È quanto afferma il capogruppo di Tridico Presidente in Consiglio regionale, Enzo Bruno, commentando il rigetto dell'istanza cautelare presentata dalla Regione Calabria sulla vicenda del referendum relativo alla modifica dello Statuto che introduce i sottosegretari regionali.
"Occhiuto ci ha liquidati con sufficienza, arrivando persino a definirci "gli sfigati". I fatti, però, dicono altro – afferma Bruno -. Il Tar ha respinto la richiesta della Regione di bloccare in via d'urgenza il procedimento referendario, confermando che le nostre ragioni meritano di essere pienamente esaminate. È l'ennesima dimostrazione che avevamo visto giusto e che la nostra non era una battaglia ideologica, ma una battaglia di legalità e di rispetto delle istituzioni".
"Il prossimo 2 settembre ci costituiremo in giudizio per difendere lo Statuto della Calabria e il diritto dei cittadini a esprimersi attraverso il referendum quando vengono modificate le regole fondamentali della nostra Regione. Continueremo a farlo con determinazione, senza arretrare di un passo"
"Mentre i calabresi fanno i conti ogni giorno con una sanità in affanno, con il dissesto idrogeologico, con la mancanza di lavoro, con l'emigrazione dei giovani e con servizi sempre più in difficoltà, il presidente Occhiuto continua a difendere una riforma che introduce figure di sottosegretari con un costo di circa 14 mila euro al mese ciascuno. Noi riteniamo che le priorità della Calabria siano ben altre e che le risorse e l'impegno della Regione dovrebbero essere rivolti ai problemi reali dei cittadini".

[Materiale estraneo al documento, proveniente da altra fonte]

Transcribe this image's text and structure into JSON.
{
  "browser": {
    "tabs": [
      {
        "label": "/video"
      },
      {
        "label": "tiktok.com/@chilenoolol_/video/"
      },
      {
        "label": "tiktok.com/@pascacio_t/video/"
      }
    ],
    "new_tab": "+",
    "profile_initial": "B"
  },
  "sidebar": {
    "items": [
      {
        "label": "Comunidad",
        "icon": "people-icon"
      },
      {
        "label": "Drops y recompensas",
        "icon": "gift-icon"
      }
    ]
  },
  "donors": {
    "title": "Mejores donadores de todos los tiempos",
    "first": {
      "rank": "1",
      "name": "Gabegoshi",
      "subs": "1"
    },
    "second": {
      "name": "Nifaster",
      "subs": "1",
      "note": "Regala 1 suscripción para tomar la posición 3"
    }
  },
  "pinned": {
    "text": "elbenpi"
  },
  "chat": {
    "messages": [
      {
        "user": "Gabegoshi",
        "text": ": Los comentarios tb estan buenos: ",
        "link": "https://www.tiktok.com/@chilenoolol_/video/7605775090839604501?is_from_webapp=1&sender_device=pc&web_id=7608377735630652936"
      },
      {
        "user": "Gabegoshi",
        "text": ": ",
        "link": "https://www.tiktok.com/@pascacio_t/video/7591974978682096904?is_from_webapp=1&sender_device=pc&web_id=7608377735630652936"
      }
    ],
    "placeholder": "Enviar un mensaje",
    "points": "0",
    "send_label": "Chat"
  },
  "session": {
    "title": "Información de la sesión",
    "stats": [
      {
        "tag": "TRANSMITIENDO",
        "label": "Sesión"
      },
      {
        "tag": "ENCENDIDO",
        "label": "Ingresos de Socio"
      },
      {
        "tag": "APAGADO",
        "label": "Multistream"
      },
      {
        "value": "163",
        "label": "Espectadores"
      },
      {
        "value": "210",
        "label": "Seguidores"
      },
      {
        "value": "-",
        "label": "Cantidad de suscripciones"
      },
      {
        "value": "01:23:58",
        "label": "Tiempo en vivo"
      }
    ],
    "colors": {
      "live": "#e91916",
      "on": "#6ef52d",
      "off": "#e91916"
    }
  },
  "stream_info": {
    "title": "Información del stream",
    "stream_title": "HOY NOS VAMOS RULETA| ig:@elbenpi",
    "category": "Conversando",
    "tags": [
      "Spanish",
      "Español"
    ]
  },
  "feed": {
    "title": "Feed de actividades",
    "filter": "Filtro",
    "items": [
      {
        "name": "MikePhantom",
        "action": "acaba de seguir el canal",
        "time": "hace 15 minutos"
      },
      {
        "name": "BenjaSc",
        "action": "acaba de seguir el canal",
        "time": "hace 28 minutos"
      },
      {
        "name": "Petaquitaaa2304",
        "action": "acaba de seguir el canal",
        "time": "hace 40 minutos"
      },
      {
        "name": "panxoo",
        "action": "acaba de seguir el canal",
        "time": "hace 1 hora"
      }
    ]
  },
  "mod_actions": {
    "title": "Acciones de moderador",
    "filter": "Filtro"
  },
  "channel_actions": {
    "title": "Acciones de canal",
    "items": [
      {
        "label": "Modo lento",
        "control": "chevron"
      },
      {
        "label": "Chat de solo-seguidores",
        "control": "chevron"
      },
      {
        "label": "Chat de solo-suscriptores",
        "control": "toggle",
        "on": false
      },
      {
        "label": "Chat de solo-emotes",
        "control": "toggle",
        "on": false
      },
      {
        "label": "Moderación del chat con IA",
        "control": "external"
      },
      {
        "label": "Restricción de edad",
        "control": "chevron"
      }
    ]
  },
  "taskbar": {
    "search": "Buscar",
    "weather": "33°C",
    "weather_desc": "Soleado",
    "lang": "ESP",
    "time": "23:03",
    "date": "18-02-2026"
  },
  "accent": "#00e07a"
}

"La nostra battaglia non è contro qualcuno, ma a favore della Calabria. Continueremo a difendere gli interessi dei calabresi, il rispetto dello Statuto e il diritto dei cittadini a decidere sulle scelte che incidono sull'assetto istituzionale della Regione. Le sentenze non si commentano, si rispettano", conclude Bruno.